На берегах Сены. - Одоевцева Ирина Владимировна 25 стр.


Случилось это так: в тот памятный для него вечер он, как всегда, носился с товарищами по длинным коридорам, пока не наступил час приготовления уроков. Еще разгоряченный беготней, он неохотно взялся за учебники. Решив алгебраическую задачу — что в тот вечер ему удалось без труда, — он, морщась, открыл хрестоматию — на завтра надо было выучить наизусть «Выхожу один я на дорогу».

Георгий Иванов учился плохо, но учитель русского языка считал его одним из лучших — если не лучшим своим учеником. Он отлично писал сочинения (их часто читали перед классом) и был совершенно грамотен с самого поступления в корпус. Но он был неспособен запомнить стихи, и без помощи товарищей, ловко ему подсказывавших, не мог ни одного стихотворения прочесть наизусть.

Дело тут было не в отсутствии памяти — память у него была отличная, — а в том, что он не умел сосредоточиться, мысли его разлетались во все стороны, и он не знал, как с ними справиться. Зажмурившись и заткнув пальцами уши, он зубрил, повторяя все то же, и никак не мог ничего запомнить. Так было и на этот раз. Безрезультатно промучившись минут десять, он захлопнул хрестоматию и взялся за географию. Она легко давалась ему. Он представлял себе, что путешествует по городам, морям и океанам, как альпинист, поднимается на вершины гор или едет, как бедуин, на верблюде по пустыням. Благодаря этому имена гор, океанов, пустынь и т.д. запоминались сами собой. То, что он опять не выучил стихов, его не беспокоило, — его недавно вызывали — вряд ли вызовут завтра. И вечер, как всегда, кончился приятно и весело.

Ночью, чего с ним почти никогда не случалось, — он проснулся. Проснулся в каком-то необычайном волнении, не понимая, что с ним происходит. В темноте, и в какой-то особой, насторожившейся тишине, смутно белели ряды кроватей. И вдруг над его ухом чей-то голос громко и певуче произнес:

В небесах торжественно и чудно,
Спит земля в сияньи голубом, —

и ему показалось, что потолок раздвинулся, и он увидел, действительно увидел, как

В небесах торжественно и чудно,
Спит земля в сияньи голубом.

Это было так прекрасно, его охватило такое чувство блаженства, что он боялся пошевелиться или передохнуть. Прижав руки к груди, не отрываясь, смотрел он на эту еще никогда не виданную землю и на голубое сиянье, в котором она спала.
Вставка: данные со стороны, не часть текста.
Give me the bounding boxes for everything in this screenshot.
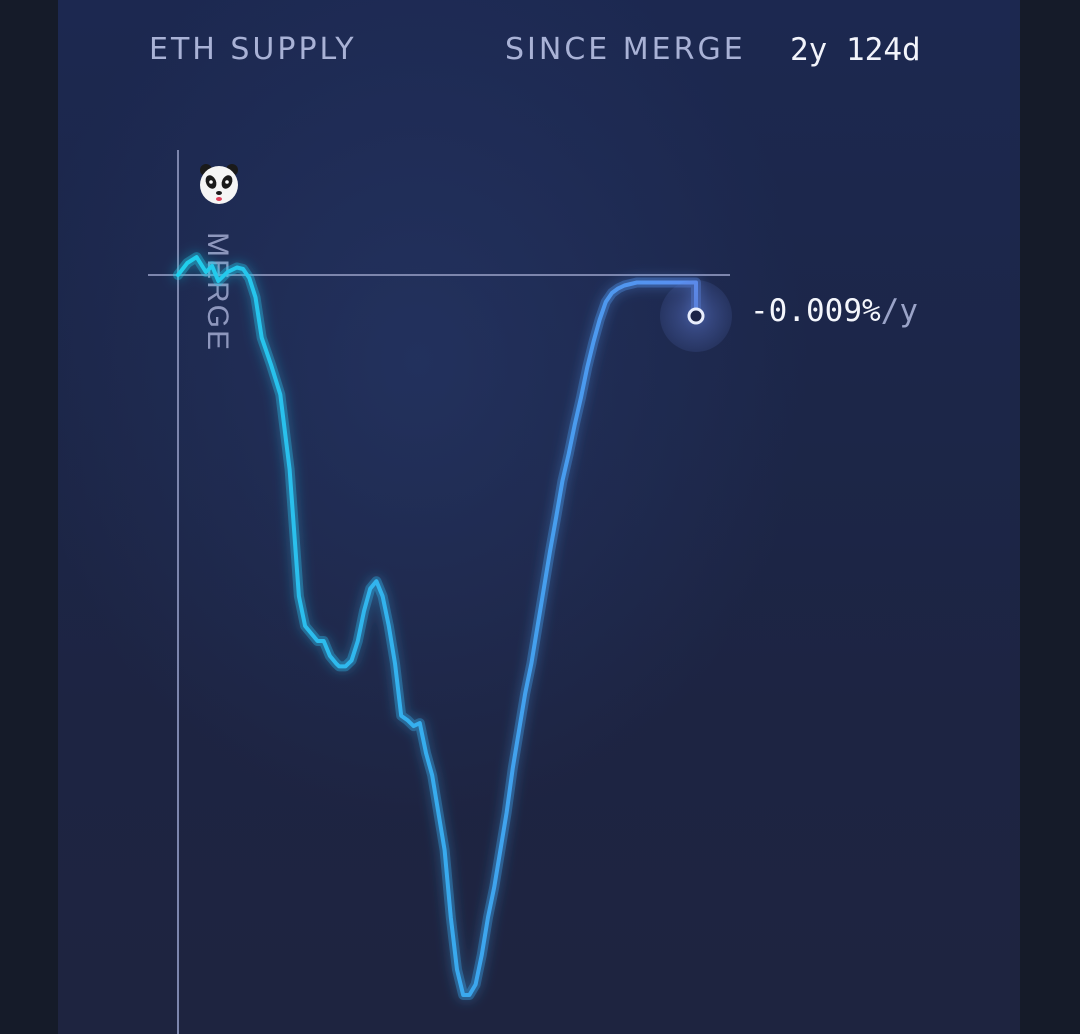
- supply-chart: MERGE: [148, 150, 732, 1034]
- supply-card: ETH SUPPLY SINCE MERGE 2y 124d: [58, 0, 1020, 1034]
- since-merge-value: 2y 124d: [790, 32, 921, 68]
- current-value-number: -0.009%: [750, 293, 881, 329]
- merge-label: MERGE: [201, 232, 234, 352]
- since-merge-label[interactable]: SINCE MERGE: [505, 32, 746, 67]
- current-value-label: -0.009%/y: [750, 293, 918, 329]
- current-value-unit: /y: [880, 293, 918, 329]
- supply-series-glow: [173, 252, 701, 1000]
- current-point-marker[interactable]: [687, 307, 705, 325]
- supply-series-line: [176, 255, 698, 997]
- chart-title: ETH SUPPLY: [149, 32, 357, 67]
- panda-icon[interactable]: [200, 164, 238, 204]
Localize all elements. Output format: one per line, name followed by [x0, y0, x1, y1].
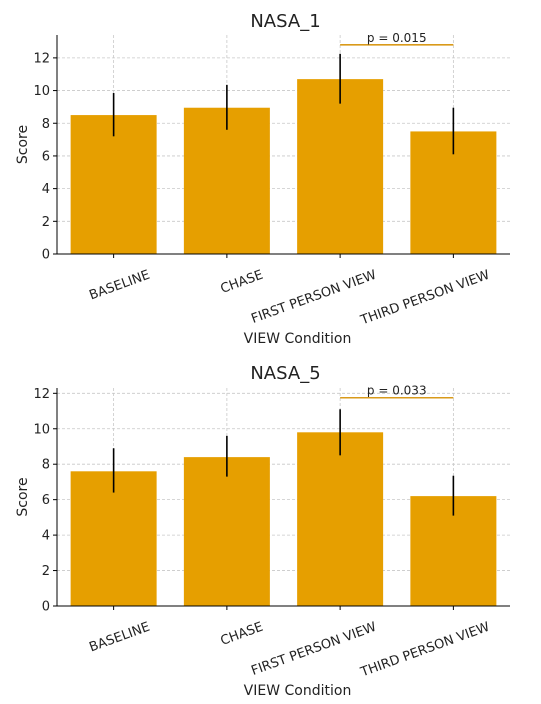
- bar-baseline: [70, 471, 157, 606]
- p-value-label: p = 0.033: [367, 384, 427, 398]
- y-tick-label: 10: [33, 422, 50, 437]
- chart-title: NASA_5: [250, 363, 320, 384]
- bar-first-person-view: [297, 79, 384, 255]
- y-tick-label: 4: [42, 182, 50, 197]
- y-tick-label: 6: [42, 149, 50, 164]
- y-tick-label: 6: [42, 493, 50, 508]
- x-tick-label: BASELINE: [87, 268, 152, 304]
- bar-chase: [183, 107, 270, 254]
- y-tick-label: 12: [33, 387, 50, 402]
- y-tick-label: 0: [42, 248, 50, 263]
- bar-first-person-view: [297, 432, 384, 606]
- y-tick-label: 2: [42, 215, 50, 230]
- bar-baseline: [70, 115, 157, 254]
- x-tick-label: THIRD PERSON VIEW: [358, 268, 492, 329]
- x-tick-label: THIRD PERSON VIEW: [358, 620, 492, 681]
- y-tick-label: 0: [42, 600, 50, 615]
- x-tick-label: CHASE: [219, 268, 266, 297]
- y-axis-label: Score: [15, 125, 31, 164]
- y-tick-label: 4: [42, 529, 50, 544]
- y-tick-label: 8: [42, 458, 50, 473]
- x-axis-label: VIEW Condition: [244, 331, 352, 347]
- y-tick-label: 2: [42, 564, 50, 579]
- y-tick-label: 8: [42, 117, 50, 132]
- x-tick-label: BASELINE: [87, 620, 152, 656]
- y-axis-label: Score: [15, 477, 31, 516]
- y-tick-label: 10: [33, 84, 50, 99]
- p-value-label: p = 0.015: [367, 31, 427, 45]
- x-tick-label: CHASE: [219, 620, 266, 649]
- chart-title: NASA_1: [250, 11, 320, 32]
- x-axis-label: VIEW Condition: [244, 683, 352, 699]
- bar-chase: [183, 457, 270, 606]
- y-tick-label: 12: [33, 51, 50, 66]
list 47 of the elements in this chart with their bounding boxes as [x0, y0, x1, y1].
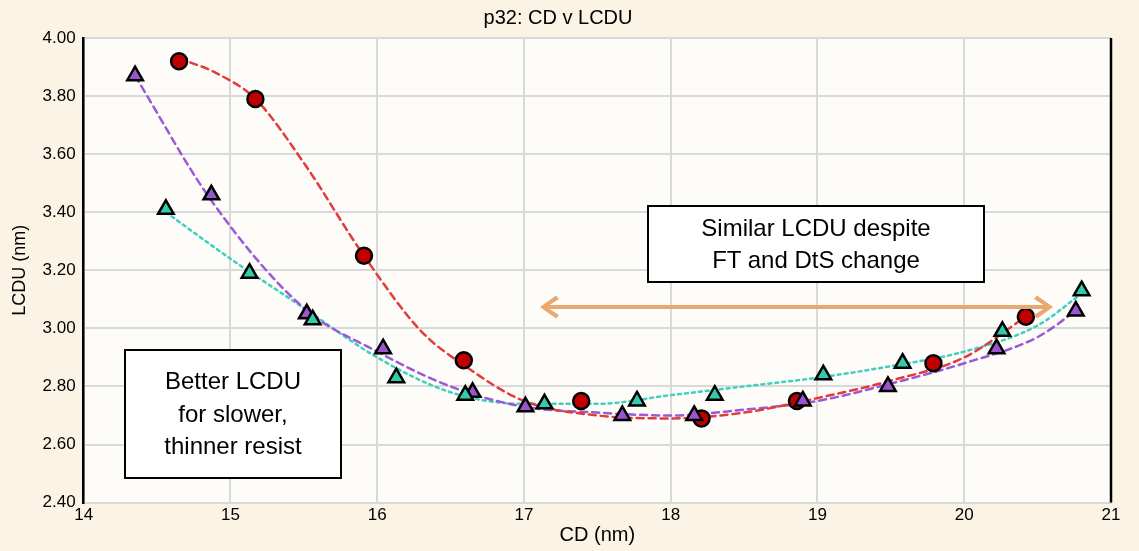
- y-tick-label: 3.00: [42, 318, 76, 338]
- x-tick-label: 19: [808, 505, 827, 525]
- point: [240, 262, 259, 279]
- point: [893, 352, 912, 369]
- point: [993, 321, 1012, 338]
- y-axis-title: LCDU (nm): [8, 224, 29, 316]
- y-tick-label: 2.40: [42, 492, 76, 512]
- x-tick-label: 21: [1101, 505, 1121, 525]
- point: [613, 405, 632, 422]
- x-tick-label: 17: [514, 505, 534, 525]
- point: [535, 393, 554, 410]
- point: [169, 51, 189, 71]
- y-tick-label: 3.20: [42, 259, 76, 279]
- x-tick-label: 20: [954, 505, 974, 525]
- x-tick-label: 14: [74, 505, 94, 525]
- point: [456, 384, 475, 401]
- point: [1072, 280, 1091, 297]
- callout-box: Better LCDU for slower, thinner resist: [124, 349, 342, 479]
- point: [627, 390, 647, 407]
- point: [987, 338, 1006, 355]
- point: [924, 353, 943, 373]
- y-tick-label: 3.80: [42, 85, 76, 105]
- point: [126, 65, 145, 82]
- chart-title: p32: CD v LCDU: [483, 5, 633, 28]
- point: [303, 309, 322, 326]
- x-tick-label: 15: [220, 505, 240, 525]
- y-tick-label: 3.40: [42, 201, 76, 221]
- point: [246, 89, 265, 109]
- y-tick-label: 3.60: [42, 143, 76, 163]
- point: [685, 405, 704, 422]
- x-tick-label: 18: [661, 505, 681, 525]
- point: [374, 338, 393, 355]
- point: [1066, 300, 1085, 317]
- point: [705, 384, 724, 401]
- point: [516, 396, 535, 413]
- point: [793, 390, 812, 407]
- point: [202, 184, 221, 201]
- point: [387, 367, 406, 384]
- point: [878, 376, 897, 393]
- x-axis-title: CD (nm): [559, 522, 636, 545]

Все это было совсем не похоже на реальность, а принадлежало другому миру, миру поэзии, вдруг открывшемуся перед ним.

А тот же голос над его ухом все продолжал звучать:

Выхожу один я на дорогу,
Сквозь туман кремнистый путь блестит.

Он жадно слушал. О, только бы голос не умолкал!

И вдруг он понял, что это его собственный голос произносит те стихи, которые он сегодня напрасно старался запомнить и которые теперь пели в его голове, в его груди.

Сердце его громко забилось, он, изнемогая от восторга, закрыл глаза, и ему показалось, что он летит в небо.

Его, как всегда, разбудила труба. Он лежал, не понимая, где он, и, вспомнив, натянул на голову одеяло, чтобы как можно дольше не возвращаться в это шумное школьное утро.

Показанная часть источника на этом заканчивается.